A lot of my students are students of color who find their way to my classes because of their particular content, but also because there are very few faculty of color at UW Madison. All of our relationships are racialized, whether we acknowledge that or not, whether we recognize the choices that we’re making or not, whether we can account for what this means for our intellectual careers or not. The fact isn't lost on me that I didn't have a Black woman professor until I had a graduate degree already (and that person soon left the institution). I hope that the acknowledgments section of this book tells you the story in many ways about those relations, whether those relations are made explicit or not. This is the place where we see people who lived in bodies that had to sleep on couches to visit these archives, people who went to grad school together, who read people's manuscripts for them, and how those relationships are built into these structures of academic privilege and proximity, in order to be able to form them more deliberately where they're not already available to us.

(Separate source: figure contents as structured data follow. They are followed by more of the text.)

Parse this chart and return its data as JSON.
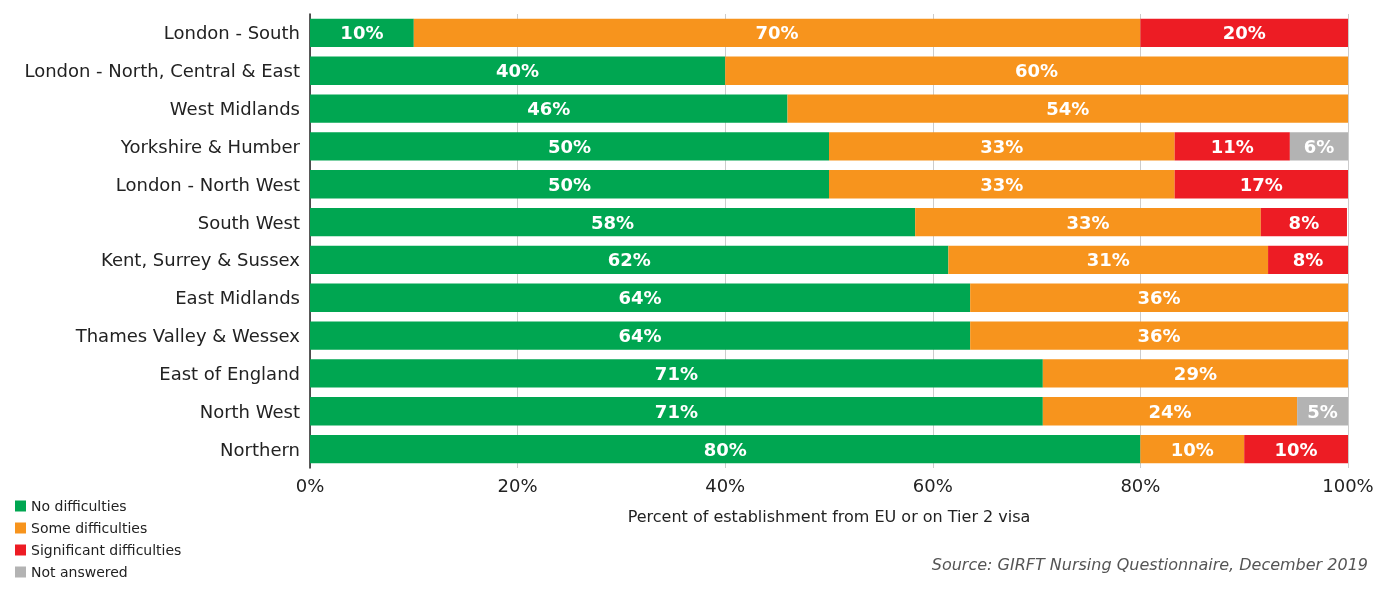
{
  "chart_data": {
    "type": "bar",
    "orientation": "horizontal",
    "stacked": true,
    "xlabel": "Percent of establishment from EU or on Tier 2 visa",
    "annotations": [
      "Source: GIRFT Nursing Questionnaire, December 2019"
    ],
    "categories": [
      "London - South",
      "London - North, Central & East",
      "West Midlands",
      "Yorkshire & Humber",
      "London - North West",
      "South West",
      "Kent, Surrey & Sussex",
      "East Midlands",
      "Thames Valley & Wessex",
      "East of England",
      "North West",
      "Northern"
    ],
    "series": [
      {
        "name": "No difficulties",
        "color": "#00a651",
        "values": [
          10,
          40,
          46,
          50,
          50,
          58.3,
          61.5,
          63.6,
          63.6,
          70.6,
          70.6,
          80
        ],
        "value_labels": [
          "10%",
          "40%",
          "46%",
          "50%",
          "50%",
          "58%",
          "62%",
          "64%",
          "64%",
          "71%",
          "71%",
          "80%"
        ]
      },
      {
        "name": "Some difficulties",
        "color": "#f7941d",
        "values": [
          70,
          60,
          54,
          33.3,
          33.3,
          33.3,
          30.8,
          36.4,
          36.4,
          29.4,
          24.5,
          10
        ],
        "value_labels": [
          "70%",
          "60%",
          "54%",
          "33%",
          "33%",
          "33%",
          "31%",
          "36%",
          "36%",
          "29%",
          "24%",
          "10%"
        ]
      },
      {
        "name": "Significant difficulties",
        "color": "#ed1c24",
        "values": [
          20,
          null,
          null,
          11.1,
          16.7,
          8.3,
          7.7,
          null,
          null,
          null,
          null,
          10
        ],
        "value_labels": [
          "20%",
          null,
          null,
          "11%",
          "17%",
          "8%",
          "8%",
          null,
          null,
          null,
          null,
          "10%"
        ]
      },
      {
        "name": "Not answered",
        "color": "#b3b3b3",
        "values": [
          null,
          null,
          null,
          5.6,
          null,
          null,
          null,
          null,
          null,
          null,
          4.9,
          null
        ],
        "value_labels": [
          null,
          null,
          null,
          "6%",
          null,
          null,
          null,
          null,
          null,
          null,
          "5%",
          null
        ]
      }
    ],
    "xlim": [
      0,
      100
    ],
    "xticks": [
      {
        "value": 0,
        "label": "0%"
      },
      {
        "value": 20,
        "label": "20%"
      },
      {
        "value": 40,
        "label": "40%"
      },
      {
        "value": 60,
        "label": "60%"
      },
      {
        "value": 80,
        "label": "80%"
      },
      {
        "value": 100,
        "label": "100%"
      }
    ],
    "grid": "x",
    "legend": "bottom left"
  }
}
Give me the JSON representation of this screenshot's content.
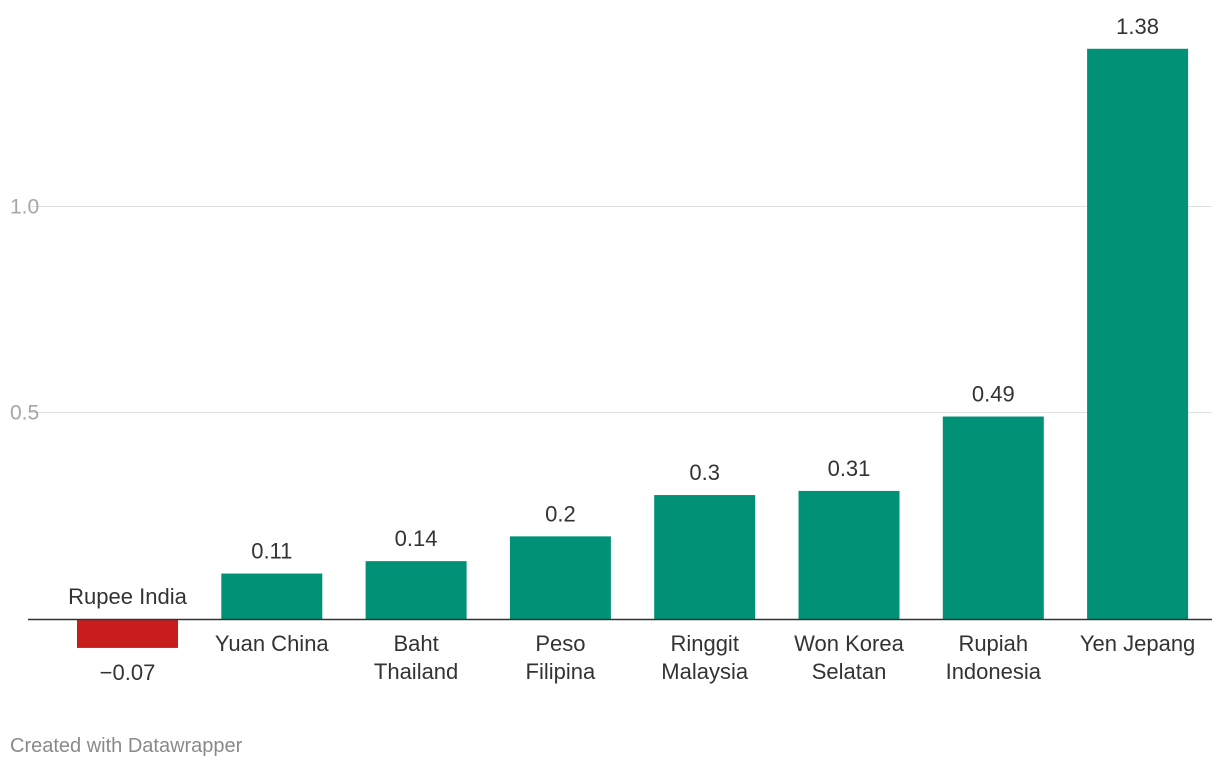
{
  "chart_data": {
    "type": "bar",
    "categories": [
      "Rupee India",
      "Yuan China",
      "Baht Thailand",
      "Peso Filipina",
      "Ringgit Malaysia",
      "Won Korea Selatan",
      "Rupiah Indonesia",
      "Yen Jepang"
    ],
    "category_lines": [
      [
        "Rupee India"
      ],
      [
        "Yuan China"
      ],
      [
        "Baht",
        "Thailand"
      ],
      [
        "Peso",
        "Filipina"
      ],
      [
        "Ringgit",
        "Malaysia"
      ],
      [
        "Won Korea",
        "Selatan"
      ],
      [
        "Rupiah",
        "Indonesia"
      ],
      [
        "Yen Jepang"
      ]
    ],
    "values": [
      -0.07,
      0.11,
      0.14,
      0.2,
      0.3,
      0.31,
      0.49,
      1.38
    ],
    "value_labels": [
      "−0.07",
      "0.11",
      "0.14",
      "0.2",
      "0.3",
      "0.31",
      "0.49",
      "1.38"
    ],
    "yticks": [
      0.5,
      1.0
    ],
    "ytick_labels": [
      "0.5",
      "1.0"
    ],
    "ylim": [
      -0.07,
      1.38
    ],
    "grid": true,
    "colors": {
      "positive": "#009177",
      "negative": "#c71e1d",
      "grid": "#e0e0e0",
      "tick_text": "#a6a6a6",
      "text": "#333333",
      "axis": "#333333"
    },
    "title": "",
    "xlabel": "",
    "ylabel": ""
  },
  "footer": {
    "credit": "Created with Datawrapper"
  }
}
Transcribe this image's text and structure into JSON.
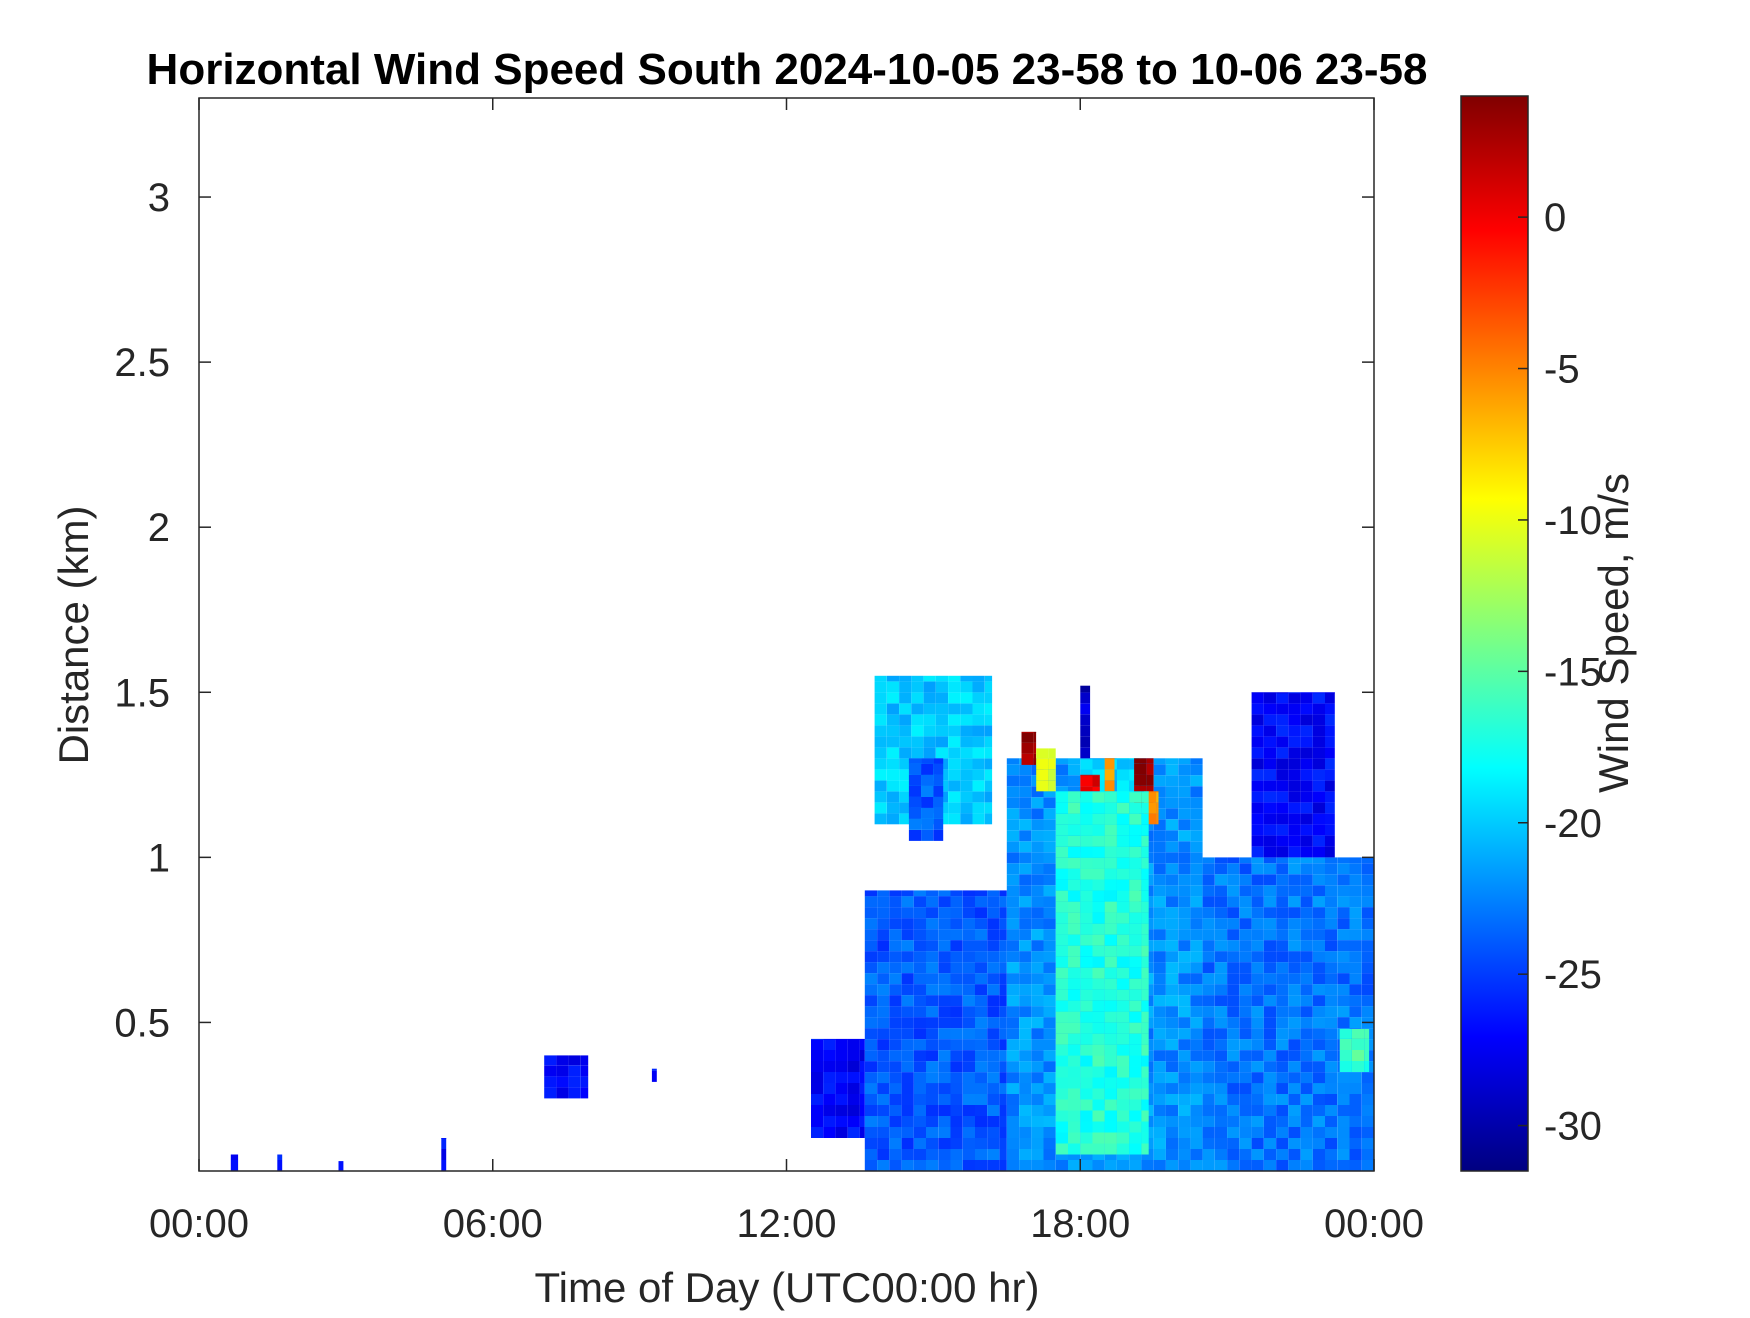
{
  "chart_data": {
    "type": "heatmap",
    "title": "Horizontal Wind Speed South 2024-10-05 23-58 to 10-06 23-58",
    "xlabel": "Time of Day (UTC00:00 hr)",
    "ylabel": "Distance (km)",
    "x_unit": "hour",
    "xlim": [
      0,
      24
    ],
    "ylim": [
      0.05,
      3.3
    ],
    "x_ticks": [
      {
        "value": 0,
        "label": "00:00"
      },
      {
        "value": 6,
        "label": "06:00"
      },
      {
        "value": 12,
        "label": "12:00"
      },
      {
        "value": 18,
        "label": "18:00"
      },
      {
        "value": 24,
        "label": "00:00"
      }
    ],
    "y_ticks": [
      {
        "value": 0.5,
        "label": "0.5"
      },
      {
        "value": 1,
        "label": "1"
      },
      {
        "value": 1.5,
        "label": "1.5"
      },
      {
        "value": 2,
        "label": "2"
      },
      {
        "value": 2.5,
        "label": "2.5"
      },
      {
        "value": 3,
        "label": "3"
      }
    ],
    "colorbar": {
      "label": "Wind Speed, m/s",
      "colormap": "jet",
      "clim": [
        -31.5,
        4
      ],
      "ticks": [
        {
          "value": 0,
          "label": "0"
        },
        {
          "value": -5,
          "label": "-5"
        },
        {
          "value": -10,
          "label": "-10"
        },
        {
          "value": -15,
          "label": "-15"
        },
        {
          "value": -20,
          "label": "-20"
        },
        {
          "value": -25,
          "label": "-25"
        },
        {
          "value": -30,
          "label": "-30"
        }
      ]
    },
    "grid": false,
    "cells": {
      "x_step_hours": 0.25,
      "y_step_km": 0.0333,
      "regions": [
        {
          "x": [
            0.65,
            0.8
          ],
          "y": [
            0.05,
            0.1
          ],
          "value": -27
        },
        {
          "x": [
            1.6,
            1.7
          ],
          "y": [
            0.05,
            0.1
          ],
          "value": -27
        },
        {
          "x": [
            2.85,
            2.95
          ],
          "y": [
            0.05,
            0.08
          ],
          "value": -27
        },
        {
          "x": [
            4.95,
            5.05
          ],
          "y": [
            0.05,
            0.15
          ],
          "value": -27
        },
        {
          "x": [
            7.05,
            7.95
          ],
          "y": [
            0.27,
            0.4
          ],
          "value": -27
        },
        {
          "x": [
            9.25,
            9.35
          ],
          "y": [
            0.32,
            0.36
          ],
          "value": -27
        },
        {
          "x": [
            12.5,
            13.6
          ],
          "y": [
            0.15,
            0.45
          ],
          "value": -27
        },
        {
          "x": [
            13.6,
            16.5
          ],
          "y": [
            0.05,
            0.9
          ],
          "value": -24
        },
        {
          "x": [
            16.5,
            20.5
          ],
          "y": [
            0.05,
            1.3
          ],
          "value": -22
        },
        {
          "x": [
            18.0,
            19.2
          ],
          "y": [
            0.8,
            1.3
          ],
          "value": -20
        },
        {
          "x": [
            20.5,
            24.0
          ],
          "y": [
            0.05,
            1.0
          ],
          "value": -23
        },
        {
          "x": [
            21.5,
            23.2
          ],
          "y": [
            1.0,
            1.5
          ],
          "value": -27
        },
        {
          "x": [
            13.8,
            16.2
          ],
          "y": [
            1.1,
            1.55
          ],
          "value": -20
        },
        {
          "x": [
            14.5,
            15.2
          ],
          "y": [
            1.05,
            1.3
          ],
          "value": -24
        },
        {
          "x": [
            16.8,
            17.1
          ],
          "y": [
            1.28,
            1.38
          ],
          "value": 3
        },
        {
          "x": [
            17.1,
            17.5
          ],
          "y": [
            1.2,
            1.33
          ],
          "value": -10
        },
        {
          "x": [
            18.0,
            18.4
          ],
          "y": [
            1.18,
            1.25
          ],
          "value": 1
        },
        {
          "x": [
            18.5,
            18.7
          ],
          "y": [
            1.2,
            1.3
          ],
          "value": -5
        },
        {
          "x": [
            19.1,
            19.5
          ],
          "y": [
            1.15,
            1.3
          ],
          "value": 3
        },
        {
          "x": [
            19.3,
            19.6
          ],
          "y": [
            1.1,
            1.2
          ],
          "value": -6
        },
        {
          "x": [
            17.5,
            19.4
          ],
          "y": [
            0.1,
            1.2
          ],
          "value": -17
        },
        {
          "x": [
            18.0,
            18.2
          ],
          "y": [
            1.3,
            1.52
          ],
          "value": -29
        },
        {
          "x": [
            23.3,
            23.9
          ],
          "y": [
            0.35,
            0.48
          ],
          "value": -16
        }
      ]
    }
  }
}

Brigitte Fielder is an Associate Professor at the University of Wisconsin-Madison. She is (with Jonathan Senchyne) co-editor of Against a Sharp White Background: Infrastructures of African-American Print (University of Wisconsin Press, 2019) and author of Relative Races: Genealogies of Interracial Kinship in Nineteenth-Century America (Duke University Press, 2020). Her work has been published in various journals and edited collections. She is currently writing a second book, on racialized human-animal relationships in the long nineteenth century, which shows how childhood becomes a key site for (often simultaneous) humanization and racialization.